It was unusual that she was home this time of day, she was typically at work in the afternoons and I sensed this put my Father on edge, he liked routine. He was pacing around and then announced he was going out. My Mother was pottering around in their bedroom, music was playing in the house as it always was, I saw an opportunity and I ever so quietly closed the door. I went and sat on the bed next to her. My words had not yet been chosen, I did not really know what I was going to say, I was nervous. I knew I wanted to say something that would perhaps change the daily bath routine without disclosing full details. Who would have thought a 6 year old could be so diplomatic?
I did not know it at the time but this day, this moment was about to become one that would shape who I am. I barely got four words and the door swung open, my Father standing there, intimidating at the best of times but looking larger and more frightening than when he left the house only minutes earlier. It felt like he cast a shadow over the whole room making it dark, I felt like I had been swallowed up. The words bellowing out of his mouth ' what's going on here, there are no secrets in this house?’ I needed to convince him now I never intended to tell her anything. My Mum thought he was just in a mood and continued doing what she was doing.
He walked through the kitchen down the side of the house, past the laundry. There I stood, quietly watching him I was sobbing at the back of the house. We made eye contact and I whispered over and over again ' I promise I didn't say anything ' "I promise I didn't say anything ' "I promise I didn't say anything'. It was almost like a chant I was whispering over and over in the desperation that he would be convinced I was telling the truth.
Our dog was happy to see him in the yard and started jumping up excitedly on my Father while I remained frozen cowering at the back of the house. Nero was a Doberman with funny lanky legs, we all loved his goofiness. My Father walked over to the garage and picked up a broom leaning against the door. The first blow Nero turned and started to run away, my Father was relentless and landed several blows which got him across the back, soon Nero was dragging his back legs through his own excrement up and down the yard. The yard that was scattered with toys, the wickets and the cricket bat laying on the ground, the slip and slide and the pole with the tennis ball attached, tether ball I think it is now called. It looked like the yard of a family yet this scene was worse than anything I could have ever imagined. Weaving in and out of the toys until my Father exhausted himself. He threw the broom down, looked over at me and walked out the side gate and down the driveway. I am certain I whimpered with every blow and I know I felt every one of them and felt responsible for each one.

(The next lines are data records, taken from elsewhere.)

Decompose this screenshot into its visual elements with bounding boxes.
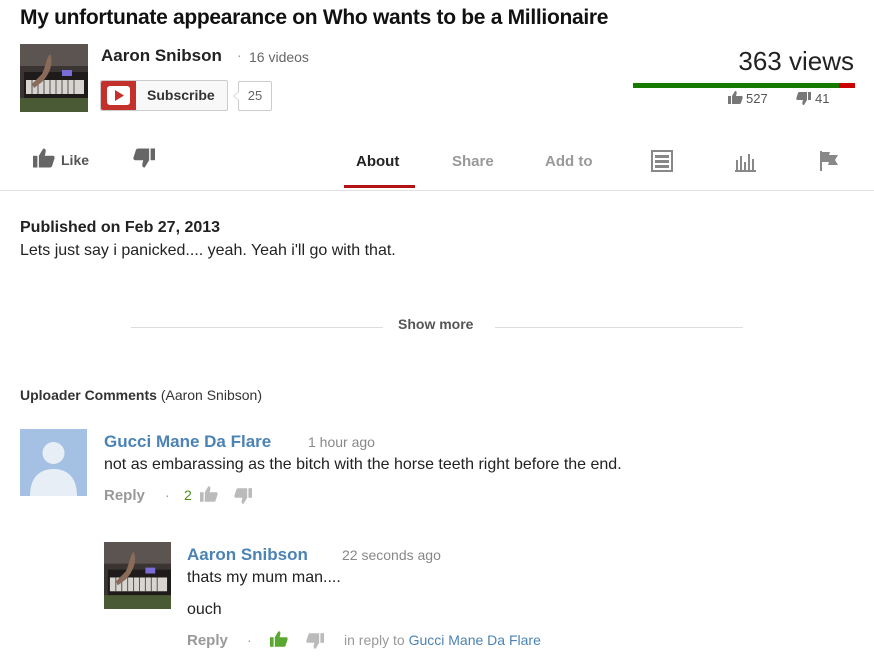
comments-heading-suffix: (Aaron Snibson) [160,387,262,403]
in-reply-to-link[interactable]: Gucci Mane Da Flare [409,632,541,648]
dislike-count: 41 [815,91,830,106]
like-count: 527 [746,91,768,106]
separator-dot: · [165,487,170,503]
show-more-button[interactable]: Show more [398,316,473,332]
tab-about[interactable]: About [356,153,399,170]
like-button[interactable]: Like [33,148,89,171]
thumbs-down-icon [133,148,155,174]
subscribe-label: Subscribe [147,87,215,103]
tab-add-to[interactable]: Add to [545,153,592,170]
uploader-comments-heading: Uploader Comments (Aaron Snibson) [20,387,262,403]
subscriber-count: 25 [233,81,272,111]
active-tab-indicator [344,185,415,188]
channel-avatar[interactable] [20,44,88,112]
divider [495,327,743,328]
like-ratio-fill [633,83,840,88]
comment-author[interactable]: Gucci Mane Da Flare [104,432,271,452]
flag-icon[interactable] [818,150,840,177]
dislike-button[interactable] [133,146,155,175]
like-ratio-bar [633,83,855,88]
divider [131,327,383,328]
comment-thumbs-up-icon[interactable] [200,486,218,507]
thumbs-up-small-icon [728,91,743,109]
video-description: Lets just say i panicked.... yeah. Yeah … [20,242,396,259]
comment-text: not as embarassing as the bitch with the… [104,456,622,473]
in-reply-to: in reply to Gucci Mane Da Flare [344,632,541,648]
stats-icon[interactable] [735,150,757,177]
published-date: Published on Feb 27, 2013 [20,219,221,236]
comment-text-line: thats my mum man.... [187,569,341,586]
reply-button[interactable]: Reply [104,487,145,504]
channel-video-count[interactable]: 16 videos [249,49,309,65]
transcript-icon[interactable] [651,150,673,177]
reply-button[interactable]: Reply [187,632,228,649]
comment-thumbs-down-icon[interactable] [306,633,324,654]
subscribe-button[interactable]: Subscribe [100,80,228,111]
youtube-logo-icon [101,81,136,110]
comment-thumbs-down-icon[interactable] [234,488,252,509]
comment-thumbs-up-icon[interactable] [270,631,288,652]
thumbs-down-small-icon [796,92,811,110]
separator-dot: · [247,632,252,648]
in-reply-prefix: in reply to [344,632,405,648]
comment-author[interactable]: Aaron Snibson [187,545,308,565]
channel-separator: · [237,47,242,63]
comment-text-line: ouch [187,601,222,618]
commenter-avatar[interactable] [20,429,87,496]
reply-author-avatar[interactable] [104,542,171,609]
thumbs-up-icon [33,148,55,171]
like-label: Like [61,152,90,168]
comment-time[interactable]: 22 seconds ago [342,547,441,563]
video-title: My unfortunate appearance on Who wants t… [20,6,609,29]
channel-name[interactable]: Aaron Snibson [101,46,222,66]
tab-share[interactable]: Share [452,153,494,170]
comment-time[interactable]: 1 hour ago [308,434,375,450]
comments-heading-label: Uploader Comments [20,387,157,403]
view-count: 363 views [738,46,854,76]
comment-like-count: 2 [184,487,192,503]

This was my fault, I hurt Nero. Why did I try and say anything .There was now a new level of responsibility ingrained in me, to keep everybody safe? As I stood with my mouth open gasping every time he connected, I realized that it was my mouth that almost killed Nero. Nero was a nervous wreck; he recovered physically but cowered every time my Father walked past him, as did I. I felt like a puppy that had gone to the toilet inside the house, and was picked up by the scruff of the neck and my nose rubbed in my business and this giant screaming at me ' Did you do this? Look at what you've done". Look at what I did. My tongue was virtually cut out that day.
My Mother remembers the day, the day I wanted to tell her something. She remembers that day because it would never happen again. In an instant I became a closed book. She asked me later what I wanted to tell her " I don't remember'. She was raised in an abusive home, so angry people slamming doors and people crying were not alarm bells for what was taking place. There was only one person to blame.
His message was read loud and clear. Like a lamb being led to slaughter from here on I would go quietly without making a sound.
"Speak the truth even if your voice shakes"- Maggie Kuhn
Thank you , I am glad how I felt that day came through. It has certainly stuck with and a day I will never forget and shaped so many survival instincts primarily compliance. Appreciate the encouragement, thank you.
Wow, your story really hits hard(no pun intended). The way you captured the trauma of domestic abuse, especially through the eyes of kids, feels so real and relatable. It’s the kind of story that sticks with you, especially if you’ve been through something similar. Seriously, well done. Your writing is both powerful and haunting. Keep it up!